Eski Ankara Büyükşehir Belediye Başkanı Melih Gökçek, Dikmen'deki "lojman davasını" kaybettiğini duyurdu. Yargıtay'ın, belediyeden satın aldığını açıkladığı lojmanla ilgili olarak, "satış yazısında kendi imzası var" kararı verdiğini duyuran Gökçek, "Şimdi belediye, bu satış bedelini tarafıma iade edecek ve ben yaşadığım evden çıkacağım. Ayrıca 'Melih Gökçek yargılanmıyor' şeklinde sürekli tekrar edilen söylemlerin ne kadar temelsiz olduğu da bir kez daha ortaya çıkmıştır" dedi.
Ankara Büyükşehir Belediye Başkanı Mansur Yavaş’ın açtığı dava kapsamında, Melih Gökçek’in Mustafa Tuna döneminde Dikmen’de belediye lojmanı olarak satın aldığı konutla ilgili hukuki süreç sonuçlandı. Gökçek, bugün yaptığı açıklamada davayı kaybettiğini açıkladı. Yargıtay’ın, satış işlemiyle ilgili belgede kendi imzasının bulunduğu yönünde karar verdiğini belirten Gökçek, evi tahliye edeceğini duyurdu.
"YAŞADIĞIM EVDEN ÇIKACAĞIM"
Melih Gökçek'in açıklaması şu şekilde:
"7061 sayılı kanunla kamu ve belediye lojmanlarında oturanlara içerisinde oturdukları lojmanların satış hakkı getirildi. Ben de o tarihte bu maddeden yararlanarak içerisinde oturduğum lojmanın satışını belediyeden talep ettim. Ve şu anda içerisinde oturduğum evi eşim satın aldı…
Bugün, Mustafa Tuna döneminde satın aldığım bu evimle ilgili görülen davada Yargıtay süreci tamamlandı ve davayı kaybettim. Gerekçe olarak, 2017 yılında satışla ilgili belediye meclisine sevk edilen yazının altında benim de imzamın bulunması gösterildi.
Oysa satış kararı, o dönemki Belediye Başkanı Mustafa Tuna tarafından alınmıştı. Ben ise ilgili gayrimenkulü, o günkü rayiç bedelin yaklaşık %10 üzerinde, tamamen yasal çerçevede satın almıştım.
Şimdi belediye, bu satış bedelini tarafıma iade edecek ve ben yaşadığım evden çıkacağım.
Karar, kuşkusuz benim aleyhime. Fakat buna rağmen, adalet sistemimize olan inancımı ve verilen karara duyduğum saygıyı koruyorum.
Bu ülkede hukuk varsa, kararları hoşumuza gitmese bile ona riayet etmek hepimizin sorumluluğudur.

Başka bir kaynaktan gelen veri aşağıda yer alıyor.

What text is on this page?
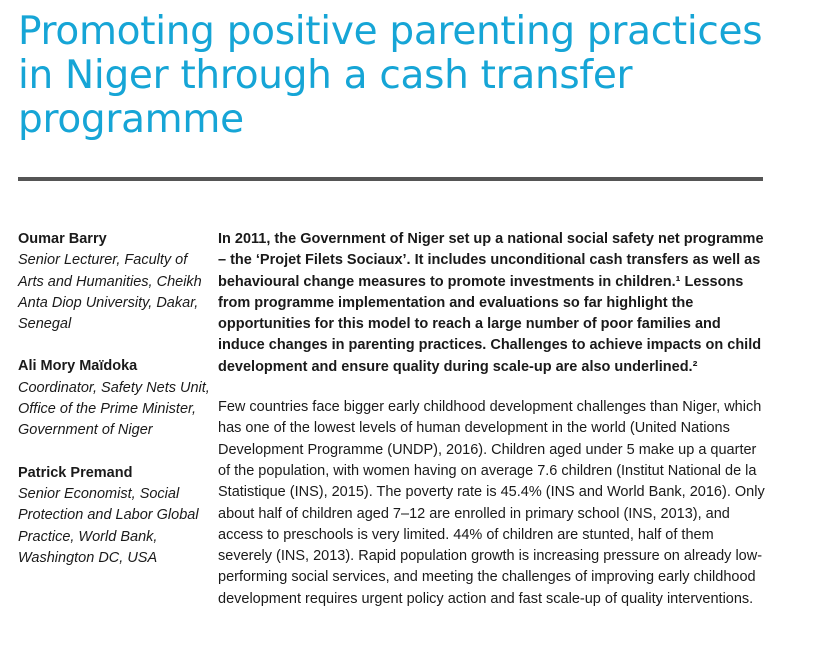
Promoting positive parenting practices in Niger through a cash transfer programme
Oumar Barry
Senior Lecturer, Faculty of Arts and Humanities, Cheikh Anta Diop University, Dakar, Senegal
Ali Mory Maïdoka
Coordinator, Safety Nets Unit, Office of the Prime Minister, Government of Niger
Patrick Premand
Senior Economist, Social Protection and Labor Global Practice, World Bank, Washington DC, USA

In 2011, the Government of Niger set up a national social safety net programme – the ‘Projet Filets Sociaux’. It includes unconditional cash transfers as well as behavioural change measures to promote investments in children.¹ Lessons from programme implementation and evaluations so far highlight the opportunities for this model to reach a large number of poor families and induce changes in parenting practices. Challenges to achieve impacts on child development and ensure quality during scale-up are also underlined.²

Few countries face bigger early childhood development challenges than Niger, which has one of the lowest levels of human development in the world (United Nations Development Programme (UNDP), 2016). Children aged under 5 make up a quarter of the population, with women having on average 7.6 children (Institut National de la Statistique (INS), 2015). The poverty rate is 45.4% (INS and World Bank, 2016). Only about half of children aged 7–12 are enrolled in primary school (INS, 2013), and access to preschools is very limited. 44% of children are stunted, half of them severely (INS, 2013). Rapid population growth is increasing pressure on already low-performing social services, and meeting the challenges of improving early childhood development requires urgent policy action and fast scale-up of quality interventions.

Benim durduğum yer belli: Her zaman hukuk, her zaman adalet.
Aynı saygıyı, yargı kararlarını kendi lehine olmadığında kabullenmekte zorlanan diğer siyasi partilerden de bekliyoruz.
Ayrıca “Melih Gökçek yargılanmıyor” şeklinde sürekli tekrar edilen söylemlerin ne kadar temelsiz ve toplumu yanıltıcı olduğu da bu süreçle birlikte bir kez daha ortaya çıkmıştır. Hukukun işleyişini siyasi malzeme yaparak gerçekleri çarpıtmak, ne adalete ne de millete hizmet eder."